For instance, introducing GenAI tools to a team of inexperienced developers has the potential to undermine, rather than augment, their efficiency and the quality of the software they deliver. For example, when faced with code that doesn’t work that’s been generated by GenAI, an inexperienced developer may unnecessarily commit to a solution and end up spending more time trying to make the AI-generated code work when they would have been better off reading the relevant documentation.
In short, given the possibility of error and hallucinations, it’s essential that outputs are always treated with caution. This is particularly true when repeatability is crucial: without the requisite level of attention, layering GenAI on top of immature practices can exacerbate and entrench existing problems rather than solve them.

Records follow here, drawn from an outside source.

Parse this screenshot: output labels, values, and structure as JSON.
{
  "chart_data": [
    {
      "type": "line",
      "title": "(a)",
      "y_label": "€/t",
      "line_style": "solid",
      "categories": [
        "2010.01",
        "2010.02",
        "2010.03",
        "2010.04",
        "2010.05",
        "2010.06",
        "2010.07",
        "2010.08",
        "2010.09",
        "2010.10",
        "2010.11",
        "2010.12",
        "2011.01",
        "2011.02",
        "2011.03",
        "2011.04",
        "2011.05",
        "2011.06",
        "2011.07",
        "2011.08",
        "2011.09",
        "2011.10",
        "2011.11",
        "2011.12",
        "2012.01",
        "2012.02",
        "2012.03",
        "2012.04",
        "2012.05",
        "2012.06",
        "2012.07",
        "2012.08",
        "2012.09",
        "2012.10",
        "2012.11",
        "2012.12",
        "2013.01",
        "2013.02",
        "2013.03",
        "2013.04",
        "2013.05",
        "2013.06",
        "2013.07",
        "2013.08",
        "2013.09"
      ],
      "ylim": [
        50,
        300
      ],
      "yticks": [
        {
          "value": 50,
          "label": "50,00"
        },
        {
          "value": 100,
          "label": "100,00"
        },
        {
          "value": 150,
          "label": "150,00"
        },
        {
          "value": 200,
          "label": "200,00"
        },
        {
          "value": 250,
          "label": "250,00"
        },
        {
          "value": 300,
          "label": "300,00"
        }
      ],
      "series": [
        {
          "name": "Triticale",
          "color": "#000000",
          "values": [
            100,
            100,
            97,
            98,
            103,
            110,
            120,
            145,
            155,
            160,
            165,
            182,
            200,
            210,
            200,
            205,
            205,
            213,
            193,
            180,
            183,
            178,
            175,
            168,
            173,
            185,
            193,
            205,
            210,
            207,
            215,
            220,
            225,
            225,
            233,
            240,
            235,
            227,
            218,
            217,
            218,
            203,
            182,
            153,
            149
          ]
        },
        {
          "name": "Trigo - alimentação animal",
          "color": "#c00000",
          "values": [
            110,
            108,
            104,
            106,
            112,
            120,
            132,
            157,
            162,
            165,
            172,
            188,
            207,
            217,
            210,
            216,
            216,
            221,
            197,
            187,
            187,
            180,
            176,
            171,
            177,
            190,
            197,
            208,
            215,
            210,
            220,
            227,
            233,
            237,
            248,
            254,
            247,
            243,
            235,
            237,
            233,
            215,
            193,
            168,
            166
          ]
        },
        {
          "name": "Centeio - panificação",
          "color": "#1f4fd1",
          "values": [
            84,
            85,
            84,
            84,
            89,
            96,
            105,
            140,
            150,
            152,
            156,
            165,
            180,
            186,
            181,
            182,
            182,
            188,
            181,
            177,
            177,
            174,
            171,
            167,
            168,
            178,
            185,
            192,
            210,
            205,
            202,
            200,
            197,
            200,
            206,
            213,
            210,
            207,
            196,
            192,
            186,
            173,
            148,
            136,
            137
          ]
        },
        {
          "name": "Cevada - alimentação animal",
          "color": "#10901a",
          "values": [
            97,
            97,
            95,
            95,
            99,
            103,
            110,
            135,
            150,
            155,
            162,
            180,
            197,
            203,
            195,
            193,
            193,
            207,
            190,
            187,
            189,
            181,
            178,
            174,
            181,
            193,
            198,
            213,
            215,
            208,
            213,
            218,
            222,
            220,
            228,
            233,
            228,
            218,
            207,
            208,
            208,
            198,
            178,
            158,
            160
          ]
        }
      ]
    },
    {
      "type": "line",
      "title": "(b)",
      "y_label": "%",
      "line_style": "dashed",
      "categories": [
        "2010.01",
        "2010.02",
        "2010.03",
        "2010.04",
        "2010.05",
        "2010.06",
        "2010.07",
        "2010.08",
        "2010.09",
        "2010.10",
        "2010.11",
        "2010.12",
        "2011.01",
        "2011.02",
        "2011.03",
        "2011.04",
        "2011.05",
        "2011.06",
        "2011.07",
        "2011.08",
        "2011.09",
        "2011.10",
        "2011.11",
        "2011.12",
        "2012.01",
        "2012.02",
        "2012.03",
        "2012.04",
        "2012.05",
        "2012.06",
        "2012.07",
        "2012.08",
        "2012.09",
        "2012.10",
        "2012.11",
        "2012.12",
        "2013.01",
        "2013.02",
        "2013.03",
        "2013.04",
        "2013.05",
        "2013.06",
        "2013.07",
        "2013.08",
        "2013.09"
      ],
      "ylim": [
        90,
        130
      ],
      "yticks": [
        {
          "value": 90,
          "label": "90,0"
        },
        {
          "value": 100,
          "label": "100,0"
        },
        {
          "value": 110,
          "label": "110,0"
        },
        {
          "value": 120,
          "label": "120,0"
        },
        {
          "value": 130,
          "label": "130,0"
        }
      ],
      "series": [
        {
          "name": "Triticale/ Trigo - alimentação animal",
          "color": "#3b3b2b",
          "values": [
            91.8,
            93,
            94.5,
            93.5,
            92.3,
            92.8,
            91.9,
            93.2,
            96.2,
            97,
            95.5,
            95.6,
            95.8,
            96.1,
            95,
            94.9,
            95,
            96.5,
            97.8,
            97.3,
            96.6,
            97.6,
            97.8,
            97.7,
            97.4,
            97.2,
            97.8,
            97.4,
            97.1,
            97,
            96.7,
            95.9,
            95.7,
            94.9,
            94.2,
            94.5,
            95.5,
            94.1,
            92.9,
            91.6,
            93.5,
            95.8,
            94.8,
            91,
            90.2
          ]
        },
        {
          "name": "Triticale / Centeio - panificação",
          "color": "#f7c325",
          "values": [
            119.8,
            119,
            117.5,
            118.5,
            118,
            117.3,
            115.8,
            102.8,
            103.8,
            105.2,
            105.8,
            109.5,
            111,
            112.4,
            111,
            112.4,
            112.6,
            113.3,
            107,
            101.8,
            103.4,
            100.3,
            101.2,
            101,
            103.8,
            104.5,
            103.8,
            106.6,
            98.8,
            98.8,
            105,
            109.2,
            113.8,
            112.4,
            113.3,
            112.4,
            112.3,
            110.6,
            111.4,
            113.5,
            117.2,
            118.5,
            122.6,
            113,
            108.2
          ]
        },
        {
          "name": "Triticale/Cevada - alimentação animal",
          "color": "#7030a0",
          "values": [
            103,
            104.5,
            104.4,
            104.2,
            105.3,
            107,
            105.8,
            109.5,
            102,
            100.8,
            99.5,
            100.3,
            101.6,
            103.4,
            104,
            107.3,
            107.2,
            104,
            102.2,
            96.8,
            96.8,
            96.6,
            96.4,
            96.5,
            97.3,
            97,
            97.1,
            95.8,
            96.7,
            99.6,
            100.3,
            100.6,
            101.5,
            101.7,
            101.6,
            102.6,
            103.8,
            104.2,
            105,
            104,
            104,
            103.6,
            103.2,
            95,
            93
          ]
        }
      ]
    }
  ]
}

Looking ahead: the importance of mature engineering practices
To take advantage of GenAI and leverage it to its full potential, organizations should embrace good practice when it comes to software engineering — this includes everything from continuous integration/continuous deployment (CI/CD) to DevOps. These practices are arguably more important in an age of GenAI than they were previously because they make it easier to both measure and manage process change. If you have delivery metrics baked into your workflows, for example, determining the impact of GenAI — as well as any emergent challenges it might be posing — can be quickly remedied.

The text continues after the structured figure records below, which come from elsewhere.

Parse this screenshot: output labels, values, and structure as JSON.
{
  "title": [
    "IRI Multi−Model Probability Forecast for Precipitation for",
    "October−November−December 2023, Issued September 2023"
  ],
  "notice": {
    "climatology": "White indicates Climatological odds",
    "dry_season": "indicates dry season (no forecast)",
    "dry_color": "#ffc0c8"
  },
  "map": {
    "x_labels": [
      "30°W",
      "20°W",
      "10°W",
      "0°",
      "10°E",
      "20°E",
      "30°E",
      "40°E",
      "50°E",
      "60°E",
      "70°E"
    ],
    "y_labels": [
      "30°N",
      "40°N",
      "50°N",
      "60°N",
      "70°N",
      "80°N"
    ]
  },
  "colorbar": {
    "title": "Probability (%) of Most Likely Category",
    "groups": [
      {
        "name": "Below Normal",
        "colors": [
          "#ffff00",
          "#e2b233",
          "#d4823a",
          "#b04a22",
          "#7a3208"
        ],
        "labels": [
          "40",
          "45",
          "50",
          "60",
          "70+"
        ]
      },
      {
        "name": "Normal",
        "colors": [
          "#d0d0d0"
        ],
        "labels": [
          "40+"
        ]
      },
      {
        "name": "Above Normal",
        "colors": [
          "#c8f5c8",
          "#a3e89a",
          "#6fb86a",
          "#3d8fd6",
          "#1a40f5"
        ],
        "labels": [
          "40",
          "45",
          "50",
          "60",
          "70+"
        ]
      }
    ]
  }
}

These practices can be further supported by an effective AI operating model. This is a strategic plan that articulates how artificial intelligence is to be used across the organization, providing guidance and governance where necessary. The benefit is that it can allow organizations to ensure they remain true to their strategic aims, culture and existing processes in spite of the rapid pace of change. Whether it guides tooling decisions or empowers teams to respond to changing regulatory requirements, a robust operating model makes it easier to remain abreast of these developments and adapt accordingly.

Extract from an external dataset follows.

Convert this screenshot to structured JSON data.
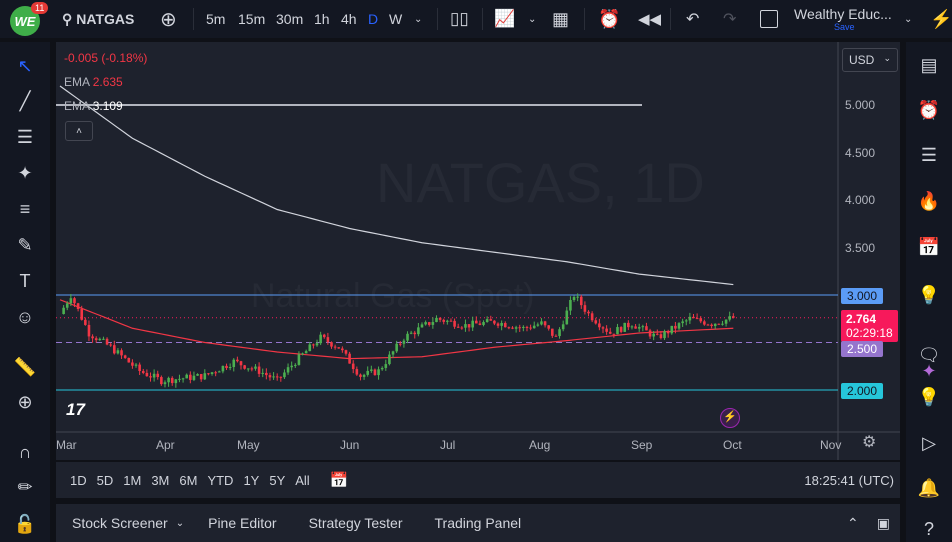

This isn’t to say organizations need a top-down approach to GenAI. It’s much more about building feedback loops that ensure awareness and alignment between what’s happening at the grassroots and strategic decision making. Such feedback loops are essential to organizational success in periods of rapid technological change; it can be tempting to follow what’s happening in the market, but these feedback loops help leadership teams ensure the decisions they make are always informed by and closely connected to what’s happening in their organization.
This isn’t to say being vigilant in terms of the market is to be avoided, but instead to recognize that what really matters is the organization's ability — and willingness — to properly empower development teams. As leaders, we need to support them to drive their own productivity through their curiosity and existing expertise.